RIVM not certain Netherlands will have enough drinking water in 2030
It is uncertain whether the Netherlands will have enough water to produce drinking water in 2030, the National Institute for Public Health and the Environment (RIVM) said in a report commissioned by the Ministry of Infrastructure and Water Management, NRC reports.
In the reference year 2020, the drinking water companies extracted 1.3 billion cubic meters of surface- or groundwater, depending on the province. By 2030, the RIVM estimates they’ll need to extract an extra 102 million cubic meters of water. But all ten water companies in the Netherlands are facing a multitude of problems and are already struggling to meet the current requirements.
“For years, drinking water companies had the idea: we arranged it well. Now the system's limits have been reached,” RIVM researcher Robin van Leerdam said to NRC. “We see just enough drinking water capacity nationally, but there are already problems regionally.” Without immediate action by the national government, provinces, water boards, and consumers, drinking water companies won’t manage to extract the extra water needed by 2030, and there will be a shortage, the RIVM warned.
According to the RIVM, there are multiple bottlenecks.

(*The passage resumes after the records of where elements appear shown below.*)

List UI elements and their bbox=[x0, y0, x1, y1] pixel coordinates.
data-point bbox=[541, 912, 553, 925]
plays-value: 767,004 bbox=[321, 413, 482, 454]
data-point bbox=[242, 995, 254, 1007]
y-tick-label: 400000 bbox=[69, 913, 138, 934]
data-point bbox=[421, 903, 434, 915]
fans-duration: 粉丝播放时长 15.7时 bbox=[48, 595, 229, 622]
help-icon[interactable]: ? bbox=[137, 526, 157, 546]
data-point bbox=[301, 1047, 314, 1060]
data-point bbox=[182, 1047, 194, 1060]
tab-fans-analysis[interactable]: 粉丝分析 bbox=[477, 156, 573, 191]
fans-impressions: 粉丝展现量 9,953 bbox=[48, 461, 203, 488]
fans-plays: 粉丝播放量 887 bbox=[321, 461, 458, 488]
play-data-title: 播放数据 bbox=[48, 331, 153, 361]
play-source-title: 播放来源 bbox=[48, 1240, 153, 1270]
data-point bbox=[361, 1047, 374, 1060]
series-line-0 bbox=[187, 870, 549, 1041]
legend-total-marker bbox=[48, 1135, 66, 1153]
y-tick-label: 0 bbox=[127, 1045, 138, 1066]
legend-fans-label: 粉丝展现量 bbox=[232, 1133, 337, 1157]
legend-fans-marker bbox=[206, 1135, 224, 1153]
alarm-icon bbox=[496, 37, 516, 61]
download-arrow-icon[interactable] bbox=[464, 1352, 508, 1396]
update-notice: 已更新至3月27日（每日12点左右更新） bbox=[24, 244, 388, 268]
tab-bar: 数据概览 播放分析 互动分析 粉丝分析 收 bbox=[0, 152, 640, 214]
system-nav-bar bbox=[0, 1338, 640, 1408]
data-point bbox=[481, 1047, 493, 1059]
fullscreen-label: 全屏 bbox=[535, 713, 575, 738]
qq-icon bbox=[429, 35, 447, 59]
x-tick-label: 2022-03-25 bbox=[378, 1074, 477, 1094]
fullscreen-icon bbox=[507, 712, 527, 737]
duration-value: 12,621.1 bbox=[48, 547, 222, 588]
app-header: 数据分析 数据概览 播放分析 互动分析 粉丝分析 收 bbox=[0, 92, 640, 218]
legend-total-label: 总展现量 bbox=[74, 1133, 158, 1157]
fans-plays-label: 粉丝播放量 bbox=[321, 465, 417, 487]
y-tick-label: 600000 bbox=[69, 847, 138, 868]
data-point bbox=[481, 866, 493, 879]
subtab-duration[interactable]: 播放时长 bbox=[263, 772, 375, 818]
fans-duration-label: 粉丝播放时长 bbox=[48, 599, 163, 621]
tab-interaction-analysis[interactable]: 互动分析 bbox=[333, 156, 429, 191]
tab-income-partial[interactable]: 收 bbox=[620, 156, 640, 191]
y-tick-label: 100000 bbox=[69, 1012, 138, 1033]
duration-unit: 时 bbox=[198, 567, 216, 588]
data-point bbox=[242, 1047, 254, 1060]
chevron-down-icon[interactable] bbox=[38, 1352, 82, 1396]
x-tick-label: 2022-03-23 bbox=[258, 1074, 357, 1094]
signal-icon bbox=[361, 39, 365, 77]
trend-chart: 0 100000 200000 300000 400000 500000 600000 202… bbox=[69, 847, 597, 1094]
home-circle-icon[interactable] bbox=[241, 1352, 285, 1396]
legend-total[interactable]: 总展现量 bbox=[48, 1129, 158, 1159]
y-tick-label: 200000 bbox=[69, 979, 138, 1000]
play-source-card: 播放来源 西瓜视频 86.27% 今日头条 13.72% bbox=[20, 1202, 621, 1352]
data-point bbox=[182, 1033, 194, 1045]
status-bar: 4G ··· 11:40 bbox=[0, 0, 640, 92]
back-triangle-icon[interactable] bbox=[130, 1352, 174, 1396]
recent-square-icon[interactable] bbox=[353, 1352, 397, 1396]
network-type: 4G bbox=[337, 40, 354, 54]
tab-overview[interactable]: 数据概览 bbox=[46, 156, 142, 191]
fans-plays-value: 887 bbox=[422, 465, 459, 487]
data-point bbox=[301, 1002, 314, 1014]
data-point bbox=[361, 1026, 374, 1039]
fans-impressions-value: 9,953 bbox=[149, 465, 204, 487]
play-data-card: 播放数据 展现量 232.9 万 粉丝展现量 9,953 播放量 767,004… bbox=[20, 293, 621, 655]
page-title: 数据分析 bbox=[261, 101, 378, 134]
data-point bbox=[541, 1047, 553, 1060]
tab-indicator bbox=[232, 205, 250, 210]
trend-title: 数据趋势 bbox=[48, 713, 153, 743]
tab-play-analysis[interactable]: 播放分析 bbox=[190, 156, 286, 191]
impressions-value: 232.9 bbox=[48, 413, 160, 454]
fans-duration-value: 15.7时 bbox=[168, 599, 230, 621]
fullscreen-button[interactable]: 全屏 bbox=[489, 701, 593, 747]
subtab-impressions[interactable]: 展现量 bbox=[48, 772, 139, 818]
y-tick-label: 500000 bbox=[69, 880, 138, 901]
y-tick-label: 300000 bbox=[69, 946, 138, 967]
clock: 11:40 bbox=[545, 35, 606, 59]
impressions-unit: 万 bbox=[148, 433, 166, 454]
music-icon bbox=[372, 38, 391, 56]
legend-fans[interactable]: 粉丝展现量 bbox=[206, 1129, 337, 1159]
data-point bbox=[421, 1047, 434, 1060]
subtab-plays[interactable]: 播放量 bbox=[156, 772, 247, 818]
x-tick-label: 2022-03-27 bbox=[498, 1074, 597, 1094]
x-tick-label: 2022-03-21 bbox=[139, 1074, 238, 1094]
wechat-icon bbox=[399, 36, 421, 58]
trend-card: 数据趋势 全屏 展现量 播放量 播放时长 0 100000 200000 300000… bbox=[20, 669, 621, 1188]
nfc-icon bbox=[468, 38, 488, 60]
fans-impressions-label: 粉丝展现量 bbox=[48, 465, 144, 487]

A growing population and economy increase the demand for drinking water, while drought has caused water scarcity. The surface water extracted by drinking water companies is increasingly often salinized or polluted, meaning they need to make “increasing efforts” to purify it with “increasingly more advanced methods.” That is expensive and loses water in the process.
Drinking water companies that extract groundwater have a permit to extract more water. But they are running up against nature conservation laws that restrict water extraction to keep water levels high in vulnerable areas or not to harm nature. Water companies are, therefore, looking for new extraction sites. But space is scarce in the Netherlands. The permit process is also slow and must weigh up other, often conflicting interests, the RIVIM said.
Four provinces - Gelderland, Overijssel, Groningen, and the western part of Zuid-Holland - already don’t have enough reserves available to guarantee immediate drinking water at peak times.
The RIVM urged the national government and provinces to take measures. Encourage consumers to use water sparingly, line up options to purchase drinking water abroad, retain water in wet periods instead of draining it, and speed up permit procedure, the RIVM suggested.
The drinking water companies already sounded the alarm about this in September but noticed little urgency among the governments, spokespersons for Vitens and Dunea said to NRC. “There are so many crises in the Netherlands that drinking water is apparently not at the top of the pile,” the Vitens spokesperson said. They feel supported by the RIVM research.